Forme e intensità di prossimità emotiva
Sono molte le situazioni che ti coinvolgono, alle quali continui a pensare anche dopo il tuo orario di lavoro. Questo non è un fattore di stress, per me: è senso di familiarità. Spesso noi Operatori siamo per loro la famiglia che non hanno. Sono piuttosto frequenti le situazioni di abbandono. E le esperienze che mi feriscono di più sono le ricadute delle persone che vengono dimesse. Voglio bene, ai nostri Ospiti. Anche quando non lo sono più formalmente.

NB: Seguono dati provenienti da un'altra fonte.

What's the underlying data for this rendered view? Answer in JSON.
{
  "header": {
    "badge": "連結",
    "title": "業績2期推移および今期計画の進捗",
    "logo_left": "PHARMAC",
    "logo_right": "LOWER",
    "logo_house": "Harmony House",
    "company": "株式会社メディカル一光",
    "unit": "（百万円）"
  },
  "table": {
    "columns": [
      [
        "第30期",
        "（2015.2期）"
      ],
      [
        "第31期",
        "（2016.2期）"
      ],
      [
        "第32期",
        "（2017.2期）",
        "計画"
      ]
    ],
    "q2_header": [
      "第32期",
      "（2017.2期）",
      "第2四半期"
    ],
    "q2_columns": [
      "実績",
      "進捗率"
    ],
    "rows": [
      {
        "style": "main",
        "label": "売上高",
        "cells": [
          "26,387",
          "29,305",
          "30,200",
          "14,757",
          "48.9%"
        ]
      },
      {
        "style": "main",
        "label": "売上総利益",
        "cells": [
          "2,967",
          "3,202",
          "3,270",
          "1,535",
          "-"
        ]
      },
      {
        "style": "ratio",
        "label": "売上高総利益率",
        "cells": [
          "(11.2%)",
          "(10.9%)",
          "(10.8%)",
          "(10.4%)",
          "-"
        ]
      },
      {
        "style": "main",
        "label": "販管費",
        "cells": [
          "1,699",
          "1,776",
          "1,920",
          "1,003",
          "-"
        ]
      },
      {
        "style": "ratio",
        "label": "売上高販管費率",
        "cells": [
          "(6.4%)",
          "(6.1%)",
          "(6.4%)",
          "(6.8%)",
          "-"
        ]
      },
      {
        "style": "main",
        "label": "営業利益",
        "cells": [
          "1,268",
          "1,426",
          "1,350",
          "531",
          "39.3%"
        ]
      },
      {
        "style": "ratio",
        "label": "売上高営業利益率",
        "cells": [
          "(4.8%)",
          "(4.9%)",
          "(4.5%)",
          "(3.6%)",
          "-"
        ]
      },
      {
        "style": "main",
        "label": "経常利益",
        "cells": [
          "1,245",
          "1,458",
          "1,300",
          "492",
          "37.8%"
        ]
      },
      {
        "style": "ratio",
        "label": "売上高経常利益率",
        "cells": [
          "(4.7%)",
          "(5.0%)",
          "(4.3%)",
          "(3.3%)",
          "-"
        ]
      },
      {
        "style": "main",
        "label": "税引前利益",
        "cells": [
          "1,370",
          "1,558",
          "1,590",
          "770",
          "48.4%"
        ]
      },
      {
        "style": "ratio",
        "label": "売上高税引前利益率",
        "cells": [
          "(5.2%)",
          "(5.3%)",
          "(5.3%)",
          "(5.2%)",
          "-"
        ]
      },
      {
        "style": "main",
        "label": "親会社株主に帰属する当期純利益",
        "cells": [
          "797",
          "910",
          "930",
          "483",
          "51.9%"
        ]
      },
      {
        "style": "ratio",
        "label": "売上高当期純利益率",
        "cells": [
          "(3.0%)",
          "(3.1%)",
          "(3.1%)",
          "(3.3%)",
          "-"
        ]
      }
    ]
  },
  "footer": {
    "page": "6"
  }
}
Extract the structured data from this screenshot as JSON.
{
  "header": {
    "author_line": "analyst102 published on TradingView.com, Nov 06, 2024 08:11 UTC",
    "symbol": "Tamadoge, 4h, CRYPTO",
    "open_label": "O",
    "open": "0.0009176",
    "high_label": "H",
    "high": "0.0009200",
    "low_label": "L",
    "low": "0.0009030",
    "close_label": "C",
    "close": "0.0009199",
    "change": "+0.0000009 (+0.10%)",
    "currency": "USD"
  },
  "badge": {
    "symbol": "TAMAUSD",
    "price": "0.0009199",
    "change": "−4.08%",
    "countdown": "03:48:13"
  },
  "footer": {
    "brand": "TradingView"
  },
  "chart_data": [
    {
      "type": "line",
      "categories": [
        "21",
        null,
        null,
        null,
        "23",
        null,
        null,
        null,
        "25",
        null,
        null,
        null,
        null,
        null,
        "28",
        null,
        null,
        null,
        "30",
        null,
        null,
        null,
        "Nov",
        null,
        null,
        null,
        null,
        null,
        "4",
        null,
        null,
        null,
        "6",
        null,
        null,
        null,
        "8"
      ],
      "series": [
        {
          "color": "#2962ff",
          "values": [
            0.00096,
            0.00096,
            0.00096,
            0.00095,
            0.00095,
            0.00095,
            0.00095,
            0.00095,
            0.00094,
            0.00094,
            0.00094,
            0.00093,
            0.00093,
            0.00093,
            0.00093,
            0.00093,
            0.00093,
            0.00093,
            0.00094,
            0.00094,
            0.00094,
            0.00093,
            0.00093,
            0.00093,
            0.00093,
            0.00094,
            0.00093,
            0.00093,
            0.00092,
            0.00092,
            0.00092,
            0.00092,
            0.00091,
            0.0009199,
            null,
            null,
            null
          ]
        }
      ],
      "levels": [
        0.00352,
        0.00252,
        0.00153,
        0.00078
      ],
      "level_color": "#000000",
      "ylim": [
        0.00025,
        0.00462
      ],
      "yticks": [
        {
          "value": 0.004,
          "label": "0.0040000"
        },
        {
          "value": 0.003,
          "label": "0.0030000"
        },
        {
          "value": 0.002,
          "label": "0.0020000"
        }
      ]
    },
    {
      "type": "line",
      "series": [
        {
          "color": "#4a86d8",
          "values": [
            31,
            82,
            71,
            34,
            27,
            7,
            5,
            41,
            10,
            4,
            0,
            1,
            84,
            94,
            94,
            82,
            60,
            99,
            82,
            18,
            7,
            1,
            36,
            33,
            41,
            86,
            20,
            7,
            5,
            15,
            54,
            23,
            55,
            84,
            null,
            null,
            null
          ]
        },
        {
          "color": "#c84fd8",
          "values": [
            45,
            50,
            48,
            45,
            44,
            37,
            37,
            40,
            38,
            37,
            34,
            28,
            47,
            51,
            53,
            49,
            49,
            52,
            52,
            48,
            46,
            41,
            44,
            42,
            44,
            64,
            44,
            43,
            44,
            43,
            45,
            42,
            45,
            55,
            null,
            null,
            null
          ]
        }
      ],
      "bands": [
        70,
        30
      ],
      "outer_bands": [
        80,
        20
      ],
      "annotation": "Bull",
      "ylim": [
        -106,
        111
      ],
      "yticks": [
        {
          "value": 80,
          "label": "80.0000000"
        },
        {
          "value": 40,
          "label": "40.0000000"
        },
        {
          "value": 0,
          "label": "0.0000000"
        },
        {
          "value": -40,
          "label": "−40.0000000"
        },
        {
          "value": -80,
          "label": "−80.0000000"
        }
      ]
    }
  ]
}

Ho sempre avuto una sorta di istinto per l’aiuto degli altri. Anche nei confronti di mia sorella, che è Educatrice come me [Carmen Di Gennaro, operativa presso la CRAP “Nuova Dimensione”]. Il mio carattere piuttosto accomodante e paziente mi torna utile, nel lavoro di tutti i giorni: non ho mai avuto scontri con gli Ospiti, anche quando si sono trovati in stato di agitazione; di solito riesco a calmarli, per esempio seguendoli nel loro delirio, sostenendo la situazione per avvicinarmi alla persona senza validarne la posizione. Li comprendo emotivamente e loro lo sentono. Non mi percepiscono come estranea al loro mondo, riescono a esprimersi, a parlarmi, mi sentono in qualche modo simile a loro. E si fidano.
Nel tempo, ho messo a punto delle strategie di avvicinamento anche agli Ospiti “freddi”, quelli che non fanno trapelare emozioni, anche di fronte a eventi “forti”, come lutti, trasferimenti, dimissioni. C’è un lavoro da portare avanti sullo sviluppo dell’affettività, basato sulla fiducia. E i “no” vanno detti nel modo giusto, argomentandoli, per non favorire l’aggressività. Mi è capitato, per esempio, di dover negare sigarette a un Ospite tabagista che me ne chiedeva di notte; gli ho spiegato che se gliele avessi date avrei dimostrato di “volergli male”, cioè il contrario di quello che in realtà è il mio sentire. Non ho mai avuto esperienze negative nelle relazioni con gli Ospiti: ho imparato a sciogliere le crisi attraverso l’esperienza diretta e osservando molto i colleghi.
Strategie e parole
Quando torno dal lavoro sono stanca ma soddisfatta perché ho impiegato il mio tempo per far stare bene delle persone fragili. A volte, la durata del turno non mi basta, perché mi dico: “avrei potuto, avrei voluto, avrei dovuto…”
Credo che fare l’Educatore non sia un mestiere per tutti: significa mettersi a disposizione e nei panni degli altri, studiare modalità per costruire insieme alla persona il suo benessere. Devi trovare sempre forza, coraggio e le parole giuste. Che sono, a volte, di conforto anche per me.